I cattolici del settimo nano

16 Mag 08

Filippo Di Giacomo

Per Tonino Tatò, era una certezza. In Italia, scriveva il cattolico più amato dalla sinistra, si può benissimo governare senza i preti ma è impossibile governare contro i preti. Anche tramite l’utilizzo di questa ricetta, dopo aver sanato l’annosa ferita stalinista con la Chiesa cattolica, nel 1975 e nel 1984 Berlinguer e il suo Pci riuscirono a ottenere un risultato elettorale che si aggirava intorno al 35%. I tempi non devono essere poi così cambiati se, applicando la stessa formula, Berlusconi è riuscito a raggiungere più o meno lo stesso risultato nell’aprile del 2008, vincendo la recente tornata elettorale. Visto che le cose stanno proprio così, e visto che in tanti constatano l’assenza della «componente cattolica» nell’attuale Consiglio dei ministri, ne consegue che alla lista dei sei partiti morti a causa del mal di quorum bipolaristico deve essere aggiunto anche il nome di un altro illustre scomparso. Il settimo nano, ormai estinto, è quel cattolicesimo politico che negli ultimi tre lustri abbiamo spesso e volentieri osservato imbrigliato in una serie di polarizzazioni sterili, mediaticamente efficaci, facilmente sospettabili di essere sempre imposte – dall’alto e dai soliti due o tre personaggi – sulla testa dei cattolici italiani e dei loro 226 vescovi, strategicamente ordinati all’interno di un’imbarazzante e muscolare presenza politica.

A quanto pare, il Cavaliere dopo aver pesato il valore aggiunto dell’Udc all’interno della sua coalizione, si è astenuto da ogni patto politico con chiunque sfoderasse il convinto cipiglio, e la luccicante corazza, del cattolico da combattimento. «L’Udc merita di crescere e non di sparire», «Berlusconi pare abbia somatizzato l’idea che i cattolici siano politicamente inaffidabili», hanno fatto rimbalzare da Avvenire, prima e dopo le elezioni, la mente e il braccio degli eventi di piazza e di immagine by cardinale Ruini. Invece, a questo giro e nonostante le profferte, nessuna delle forze cha hanno composto il Pdl ha fatto campagna elettorale prendendo in leasing l’identità cattolica. Per una così sana omissione, l’attuale premier e i suoi sono stati certamente aiutati dal ruolo che si sta pazientemente ritagliando l’attuale presidente della Conferenza episcopale italiana, notoriamente più preoccupato di far sentire la voce dei vescovi piuttosto che far vedere i loro muscoli.

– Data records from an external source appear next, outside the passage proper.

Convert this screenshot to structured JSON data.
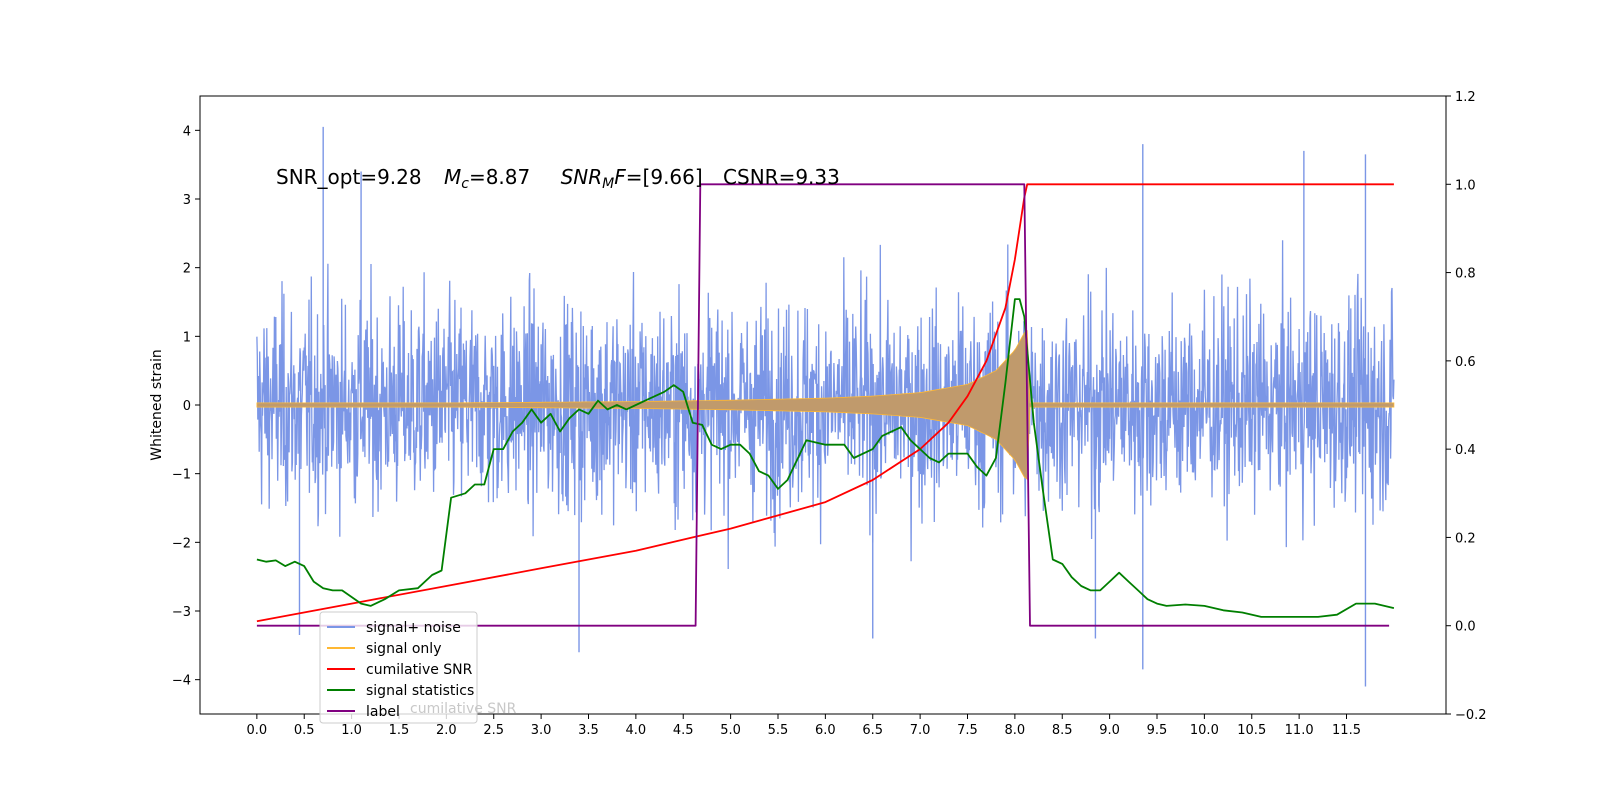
{
  "chart_data": {
    "type": "line",
    "annotation": {
      "snr_opt": "SNR_opt=9.28",
      "mc_symbol": "M",
      "mc_sub": "c",
      "mc_value": "=8.87",
      "snrmf_symbol": "SNR",
      "snrmf_sub": "M",
      "snrmf_rest": "F",
      "snrmf_value": "=[9.66]",
      "csnr": "CSNR=9.33"
    },
    "ylabel": "Whitened strain",
    "xlim": [
      -0.6,
      12.55
    ],
    "ylim_left": [
      -4.5,
      4.5
    ],
    "ylim_right": [
      -0.2,
      1.2
    ],
    "x_ticks": [
      "0.0",
      "0.5",
      "1.0",
      "1.5",
      "2.0",
      "2.5",
      "3.0",
      "3.5",
      "4.0",
      "4.5",
      "5.0",
      "5.5",
      "6.0",
      "6.5",
      "7.0",
      "7.5",
      "8.0",
      "8.5",
      "9.0",
      "9.5",
      "10.0",
      "10.5",
      "11.0",
      "11.5"
    ],
    "y_ticks_left": [
      "4",
      "3",
      "2",
      "1",
      "0",
      "−1",
      "−2",
      "−3",
      "−4"
    ],
    "y_ticks_right": [
      "1.2",
      "1.0",
      "0.8",
      "0.6",
      "0.4",
      "0.2",
      "0.0",
      "−0.2"
    ],
    "colors": {
      "signal_noise": "#7b96e6",
      "signal_only_line": "#ffb833",
      "signal_only_fill": "#c09a6c",
      "cumulative": "#ff0000",
      "statistics": "#007f00",
      "label": "#800080"
    },
    "legend": {
      "placement": "lower-left",
      "entries": [
        "signal+ noise",
        "signal only",
        "cumilative SNR",
        "signal statistics",
        "label"
      ],
      "occluded_text": "cumilative SNR"
    },
    "series": [
      {
        "name": "signal+ noise",
        "axis": "left",
        "x_range": [
          0.0,
          12.0
        ],
        "typical_envelope": [
          -2.2,
          2.2
        ],
        "notable_peaks": [
          [
            0.7,
            4.05
          ],
          [
            1.1,
            3.4
          ],
          [
            9.35,
            3.8
          ],
          [
            11.05,
            3.7
          ],
          [
            11.7,
            3.65
          ],
          [
            3.4,
            -3.6
          ],
          [
            9.35,
            -3.85
          ],
          [
            11.7,
            -4.1
          ],
          [
            6.5,
            -3.4
          ],
          [
            8.85,
            -3.4
          ],
          [
            0.45,
            -3.35
          ]
        ]
      },
      {
        "name": "signal only",
        "axis": "left",
        "x_range": [
          0.0,
          12.0
        ],
        "chirp_end": 8.15,
        "envelope": [
          [
            0.0,
            0.03
          ],
          [
            1.0,
            0.03
          ],
          [
            2.0,
            0.03
          ],
          [
            3.0,
            0.04
          ],
          [
            4.0,
            0.05
          ],
          [
            5.0,
            0.07
          ],
          [
            6.0,
            0.1
          ],
          [
            6.5,
            0.13
          ],
          [
            7.0,
            0.18
          ],
          [
            7.5,
            0.3
          ],
          [
            7.8,
            0.5
          ],
          [
            8.0,
            0.8
          ],
          [
            8.1,
            1.05
          ],
          [
            8.15,
            1.1
          ]
        ]
      },
      {
        "name": "cumilative SNR",
        "axis": "right",
        "points": [
          [
            0.0,
            0.01
          ],
          [
            1.0,
            0.05
          ],
          [
            2.0,
            0.09
          ],
          [
            3.0,
            0.13
          ],
          [
            4.0,
            0.17
          ],
          [
            4.6,
            0.2
          ],
          [
            5.0,
            0.22
          ],
          [
            5.5,
            0.25
          ],
          [
            6.0,
            0.28
          ],
          [
            6.5,
            0.33
          ],
          [
            7.0,
            0.4
          ],
          [
            7.3,
            0.46
          ],
          [
            7.5,
            0.52
          ],
          [
            7.7,
            0.6
          ],
          [
            7.9,
            0.72
          ],
          [
            8.0,
            0.83
          ],
          [
            8.05,
            0.9
          ],
          [
            8.1,
            0.97
          ],
          [
            8.13,
            1.0
          ],
          [
            12.0,
            1.0
          ]
        ]
      },
      {
        "name": "signal statistics",
        "axis": "right",
        "points": [
          [
            0.0,
            0.15
          ],
          [
            0.1,
            0.145
          ],
          [
            0.2,
            0.148
          ],
          [
            0.3,
            0.135
          ],
          [
            0.4,
            0.145
          ],
          [
            0.5,
            0.135
          ],
          [
            0.6,
            0.1
          ],
          [
            0.7,
            0.085
          ],
          [
            0.8,
            0.08
          ],
          [
            0.9,
            0.08
          ],
          [
            1.0,
            0.065
          ],
          [
            1.1,
            0.05
          ],
          [
            1.2,
            0.045
          ],
          [
            1.35,
            0.06
          ],
          [
            1.5,
            0.08
          ],
          [
            1.7,
            0.085
          ],
          [
            1.85,
            0.115
          ],
          [
            1.95,
            0.125
          ],
          [
            2.05,
            0.29
          ],
          [
            2.2,
            0.3
          ],
          [
            2.3,
            0.32
          ],
          [
            2.4,
            0.32
          ],
          [
            2.5,
            0.4
          ],
          [
            2.6,
            0.4
          ],
          [
            2.7,
            0.44
          ],
          [
            2.8,
            0.46
          ],
          [
            2.9,
            0.49
          ],
          [
            3.0,
            0.46
          ],
          [
            3.1,
            0.48
          ],
          [
            3.2,
            0.44
          ],
          [
            3.3,
            0.47
          ],
          [
            3.4,
            0.49
          ],
          [
            3.5,
            0.48
          ],
          [
            3.6,
            0.51
          ],
          [
            3.7,
            0.49
          ],
          [
            3.8,
            0.5
          ],
          [
            3.9,
            0.49
          ],
          [
            4.0,
            0.5
          ],
          [
            4.1,
            0.51
          ],
          [
            4.2,
            0.52
          ],
          [
            4.3,
            0.53
          ],
          [
            4.4,
            0.545
          ],
          [
            4.5,
            0.53
          ],
          [
            4.6,
            0.46
          ],
          [
            4.7,
            0.455
          ],
          [
            4.8,
            0.41
          ],
          [
            4.9,
            0.4
          ],
          [
            5.0,
            0.41
          ],
          [
            5.1,
            0.41
          ],
          [
            5.2,
            0.39
          ],
          [
            5.3,
            0.35
          ],
          [
            5.4,
            0.34
          ],
          [
            5.5,
            0.31
          ],
          [
            5.6,
            0.33
          ],
          [
            5.8,
            0.42
          ],
          [
            6.0,
            0.41
          ],
          [
            6.2,
            0.41
          ],
          [
            6.3,
            0.38
          ],
          [
            6.5,
            0.4
          ],
          [
            6.6,
            0.43
          ],
          [
            6.8,
            0.45
          ],
          [
            6.9,
            0.42
          ],
          [
            7.0,
            0.4
          ],
          [
            7.1,
            0.38
          ],
          [
            7.2,
            0.37
          ],
          [
            7.3,
            0.39
          ],
          [
            7.5,
            0.39
          ],
          [
            7.6,
            0.36
          ],
          [
            7.7,
            0.34
          ],
          [
            7.8,
            0.38
          ],
          [
            7.9,
            0.55
          ],
          [
            8.0,
            0.74
          ],
          [
            8.05,
            0.74
          ],
          [
            8.1,
            0.7
          ],
          [
            8.2,
            0.46
          ],
          [
            8.3,
            0.3
          ],
          [
            8.4,
            0.15
          ],
          [
            8.5,
            0.14
          ],
          [
            8.6,
            0.11
          ],
          [
            8.7,
            0.09
          ],
          [
            8.8,
            0.08
          ],
          [
            8.9,
            0.08
          ],
          [
            9.0,
            0.1
          ],
          [
            9.1,
            0.12
          ],
          [
            9.2,
            0.1
          ],
          [
            9.3,
            0.08
          ],
          [
            9.4,
            0.06
          ],
          [
            9.5,
            0.05
          ],
          [
            9.6,
            0.045
          ],
          [
            9.8,
            0.048
          ],
          [
            10.0,
            0.045
          ],
          [
            10.2,
            0.035
          ],
          [
            10.4,
            0.03
          ],
          [
            10.6,
            0.02
          ],
          [
            10.8,
            0.02
          ],
          [
            11.0,
            0.02
          ],
          [
            11.2,
            0.02
          ],
          [
            11.4,
            0.025
          ],
          [
            11.6,
            0.05
          ],
          [
            11.8,
            0.05
          ],
          [
            12.0,
            0.04
          ]
        ]
      },
      {
        "name": "label",
        "axis": "right",
        "points": [
          [
            0.0,
            0.0
          ],
          [
            4.63,
            0.0
          ],
          [
            4.68,
            1.0
          ],
          [
            8.1,
            1.0
          ],
          [
            8.16,
            0.0
          ],
          [
            11.95,
            0.0
          ]
        ]
      }
    ]
  }
}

Con l’astensione Berlusconi-Bagnasco, a metà aprile, durante le ultime elezioni, si è incrinato dunque quello specchio, pedissequamente osservato dai giornali e dalle forze politiche, dove è apparsa sempre e unicamente un’immagine di Chiesa carica di soldi e di potere. È un’immagine artefatta, creata dalla politica grazie al Concordato del 1984 e per comprenderlo sarebbe sufficiente andare a rileggere ciò che Tarcisio Bertone, allora docente di diritto pubblico ecclesiastico, scriveva nei suoi contributi ai quattro volumi di Il diritto nel mistero della Chiesa. In applicazione della teoria del «Tevere più largo» così cara a Spadolini, è stata l’Italia a chiedere che Vaticano e Santa Sede rimanessero confinati nel loro ruolo soprannazionale, e che le vicende di casa nostra fossero trattate da italiani e tra italiani. La necessità di autorizzare il presidente della Cei a un ruolo così marcatamente pubblico è stata un regalo, forse il meno utile, che la politica italiana ha concesso ai cittadini credenti di questo Paese. Il cardinale Angelo Bagnasco sembra molto intenzionato a voler abituare laici e credenti a un parsimonioso utilizzo del qualificativo «cattolico». Un termine questo che il rappresentante dei nostri vescovi associa sempre in riferimento a coloro che, qualunque partito scelgano nel segreto dell’urna, ricorrono però al cattolicesimo per vivere e impegnarsi a far funzionare in senso democratico, legale e solidale il sistema di valori e di relazioni che fanno pulsare il cuore del nostro Paese. Speriamo che sia ben comprensibile anche a coloro che, a Genova e a Savona, promettono manifestazioni e contestazioni contro il Papa ed i vescovi. Perché andare contro i preti, credendo che il cattolicesimo politico italiano sia solo nostalgia, è un errore che nessuno può ancora permettersi.